Proje tartışması... “İnsan”lar üretir, “tilki”le
CHP’liler, öteden beri “hazımsız”dır... Kendilerini “üstün”, CHP’li olmayanları da “aşağı” görürler... Bilirsiniz; 1933 yılında “Cumhuriyet gazetesi”nin manşetinden yayınlanan “Halk plajları doldurdu, vatandaş denize giremiyor!” sözü onlara aittir... Aynı şekilde; bir “çoban” ile “profesör”ün “oy”unun eşit olamayacağını, “profesörün oyunun iki sayılması gerektiğini” söyleyen de onlardır!.. Ve yine, CHP’li Refik Şevket İnce’nin; “Memleketin idaresini Hasolara, Memolara mı bırakacağız?” sözü de tarihe geçmiştir!..
Özetleyecek olursak; CHP’nin “halk” ile hep sorunu olmuştur... Toplumu “halk yığınları” olarak, kendilerini de “vatandaş” olarak görmüşlerdir... Ama, ne zaman ki, “vatandaş” sesini yükseltmeye ve etkin olmaya başlamıştır, bu defa CHP’liler, “vatandaş” ile arasına “kalın bir duvar” çekmiş ve bu defa da kendilerini “yurttaş” olarak nitelemeye başlamışlardır.
Yani; halk “vatandaş” olunca, onlar da “yurttaş” olmuşlardır!..
“MİLLET DE DÜŞMANIMIZ!”
Bu ayrım, CHP’nin “gen”lerinde vardır ve İnönü’den beri de devam etmektedir... Hatırlarsınız; “eski CHP”nin ifadesiyle “Ulusal Şef” olarak anılan İsmet İnönü, bir defasında bunu ağzından kaçırmıştır!..

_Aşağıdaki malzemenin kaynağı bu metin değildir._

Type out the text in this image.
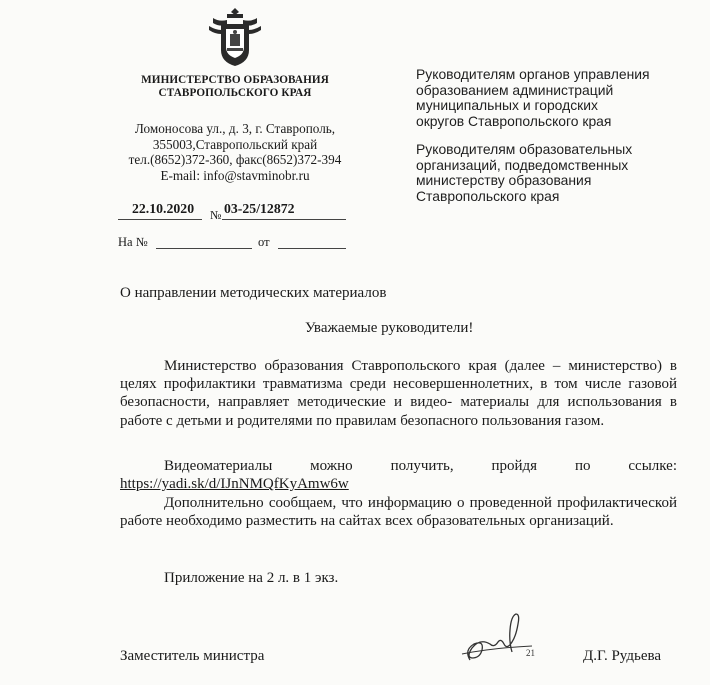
МИНИСТЕРСТВО ОБРАЗОВАНИЯ
СТАВРОПОЛЬСКОГО КРАЯ
Ломоносова ул., д. 3, г. Ставрополь,
355003,Ставропольский край
тел.(8652)372-360, факс(8652)372-394
E-mail: info@stavminobr.ru
22.10.2020 № 03-25/12872
На №	от
Руководителям органов управления
образованием администраций
муниципальных и городских
округов Ставропольского края
Руководителям образовательных
организаций, подведомственных
министерству образования
Ставропольского края
О направлении методических материалов
Уважаемые руководители!
Министерство образования Ставропольского края (далее – министерство) в целях профилактики травматизма среди несовершеннолетних, в том числе газовой безопасности, направляет методические и видео- материалы для использования в работе с детьми и родителями по правилам безопасного пользования газом.
Видеоматериалы можно получить, пройдя по ссылке:
https://yadi.sk/d/IJnNMQfKyAmw6w
Дополнительно сообщаем, что информацию о проведенной профилактической работе необходимо разместить на сайтах всех образовательных организаций.
Приложение на 2 л. в 1 экз.
Заместитель министра	21	Д.Г. Рудьева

İkinci İnönü Savaşı sonrasında Bursa’dan geriye doğru göçen ve içinde subayların da bulunduğu bir kafileye rastlanır... İnönü hatıratında anlatır: “Kafileyi durdurdum. Subayları topladım. Onlara dedim ki, içinde bulunduğunuz vaziyeti bilesiniz. Padişah da, yedi düvel de düşmanınızdır. Kimse işitmesin, millet de düşmanınızdır” (İdris Küçükömer, Düzenin Yabancılaşması, Alan Yayıncılık, 1989 - s. 96)
Uzun lâfın kısası; CHP, bu “millet”i, bu milletin “insan”larını hiç sevmemiş, “CHP yoldaşı gazeteciler” de bu millete, “Göbeğini kaşıyan adam” ya da “Bidon kafalı” diyerek hakaret etmiş, hep “tepeden” bakmıştır!..
KÖPEĞİNİ KAŞIYAN ADAM!
Millete “Göbeğini kaşıyan adam” diye hakaret ederken, kendileri de “Köpeğini kaşıyan adam” olmaya devam etmişlerdir!..
Bu ülkenin “her şeyini”, yani “kedi”lerini, “köpek”lerini, “dağ”larını, “nehir”lerini ve “böcek”lerini sevdiklerini söylemişler ama, bir tek “insan”ını sevmemişlerdir!..
Kucaklarında “bebek”le dolaşmak yerine “köpek”le dolaşmayı tercih etmişlerdir!..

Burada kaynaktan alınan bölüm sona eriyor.